Right, right. Then the other question is about RevOps or Ops in general, as far as I can see. I’m curious about your reaction here, whether you see the same thing or not. It’s more often than not an operational role. It’s not a very strategic role, right?
They are like a service provider, for lack of better terms, to the rest of the organization. So they have a super long list of things that they need to look into and take care of, and they need to prioritize a lot of competing things in there. Is that your experience as well?
Oh, absolutely, and their bias naturally is to create a field to solve a functional flow, you know, workflow process use case, just to get it done and get it out the door because they’re in the revenue organization.
They’re under pressure for revenue, not pressure for data quality, whereas the data team is under pressure for pipelines that work. Maybe they should be attached to revenue a bit more closely.
But so data teams are mad at Ops teams, right, for bad data quality. Ops teams are, you know, underwater trying to just support this machine. Yeah, and this is how you get a decade and a half into this problem with no common solution.
Right, right. And so, first and foremost, if there are additional questions from the audience, feel free to just shoot them over in the chat. We’ll take them from there. But, like, so how do you solve this?
Yeah, I mean, obviously, I can give the Syncari pitch. But beyond that, today, right, like it starts by thinking through this logic, right? The customer data exists for the customer experience. There’s one customer. There are not five customers in many systems, right?
Yes, but that’s the mechanical part. Then, to some degree, there is also, like, there should be a strategic owner or like a customer or the strategy owner that’s higher up in the decision…
Yeah, yeah. And people get really hung up on titles here, Armando, all the time. They’re like, “Oh, should it be the head of data, head of RevOps?” I don’t really care, right, as long as it’s clear that this person’s job is to enable a holistic view of the customer across all systems and reports.
Without that mentality, nothing else can work.
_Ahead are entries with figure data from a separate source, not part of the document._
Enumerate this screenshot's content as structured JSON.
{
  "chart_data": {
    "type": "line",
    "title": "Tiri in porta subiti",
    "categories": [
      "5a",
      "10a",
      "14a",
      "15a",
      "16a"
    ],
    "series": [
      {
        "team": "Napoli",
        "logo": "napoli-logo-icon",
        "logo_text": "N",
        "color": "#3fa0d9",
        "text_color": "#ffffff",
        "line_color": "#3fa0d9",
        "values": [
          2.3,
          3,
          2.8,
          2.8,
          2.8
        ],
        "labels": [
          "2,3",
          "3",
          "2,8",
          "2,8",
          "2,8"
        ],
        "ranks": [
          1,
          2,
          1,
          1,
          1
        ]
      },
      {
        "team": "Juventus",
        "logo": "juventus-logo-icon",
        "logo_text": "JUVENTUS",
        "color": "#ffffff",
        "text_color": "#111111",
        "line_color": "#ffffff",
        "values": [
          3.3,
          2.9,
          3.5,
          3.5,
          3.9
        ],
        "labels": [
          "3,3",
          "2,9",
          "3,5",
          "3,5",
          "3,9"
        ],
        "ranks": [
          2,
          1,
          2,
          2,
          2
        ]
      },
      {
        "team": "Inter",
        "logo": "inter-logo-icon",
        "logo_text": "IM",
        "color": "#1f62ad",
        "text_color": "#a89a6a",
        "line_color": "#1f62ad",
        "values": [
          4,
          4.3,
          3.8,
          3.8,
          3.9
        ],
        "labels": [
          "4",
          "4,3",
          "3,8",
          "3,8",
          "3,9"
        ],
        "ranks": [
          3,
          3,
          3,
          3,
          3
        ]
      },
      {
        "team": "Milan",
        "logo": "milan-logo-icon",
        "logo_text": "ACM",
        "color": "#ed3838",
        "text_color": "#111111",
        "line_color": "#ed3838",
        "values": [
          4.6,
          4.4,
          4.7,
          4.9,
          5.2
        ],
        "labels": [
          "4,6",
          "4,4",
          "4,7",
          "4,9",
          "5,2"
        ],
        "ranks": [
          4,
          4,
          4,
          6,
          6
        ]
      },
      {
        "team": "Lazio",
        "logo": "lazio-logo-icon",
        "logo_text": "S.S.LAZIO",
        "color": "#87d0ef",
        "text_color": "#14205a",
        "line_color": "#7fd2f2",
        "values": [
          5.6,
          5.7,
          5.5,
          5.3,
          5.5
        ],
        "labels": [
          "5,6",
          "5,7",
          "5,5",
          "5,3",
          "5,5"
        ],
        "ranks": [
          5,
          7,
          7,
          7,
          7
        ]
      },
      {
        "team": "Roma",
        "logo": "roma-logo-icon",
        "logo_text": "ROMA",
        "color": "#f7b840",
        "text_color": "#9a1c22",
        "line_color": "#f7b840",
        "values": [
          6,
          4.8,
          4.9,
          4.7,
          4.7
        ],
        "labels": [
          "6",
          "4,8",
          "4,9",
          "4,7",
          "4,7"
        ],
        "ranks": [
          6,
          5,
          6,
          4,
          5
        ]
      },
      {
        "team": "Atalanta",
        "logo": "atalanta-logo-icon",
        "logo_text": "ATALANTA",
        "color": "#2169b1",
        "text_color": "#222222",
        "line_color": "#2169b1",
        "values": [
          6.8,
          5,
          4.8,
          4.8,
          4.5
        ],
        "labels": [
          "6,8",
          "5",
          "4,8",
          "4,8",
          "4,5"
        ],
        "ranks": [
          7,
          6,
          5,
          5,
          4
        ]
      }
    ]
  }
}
Right.
I think to me, it’s really two things. Right? Elevating this aspect, which is like mechanical, so you have to be able to navigate it to a decision-making level.
And then there is another aspect of it, which, again, curious about your reaction, which most companies don’t really think about is this idea of tying data back to actionability, some kind of business outcome that matters and moves the needle because otherwise, why are you even keeping all this data for? It’s just like a weight, a cost of doing business that doesn’t help anyone.
Yeah, absolutely. I think data teams tend to be biased toward the collection because it’s very hard to answer the question: Which data is valuable? Right. And the product data bias is to collect many, many, many, many events.
And then analyze to figure out, and there’s some wisdom to that, right? Because if you discard it, well, you know, maybe there was gold in there. But you’re right. The warehouse data warehouse industry push has been collection bias rather than action bias and utility bias of data.
RevOps uses data for what purpose?
Absolutely. RevOps and data teams need to get together and collectively determine what is the minimum viable data that you need in order to serve the customer well.
Love it. Well, Evan, thank you so much. Thanks for watching everyone as well.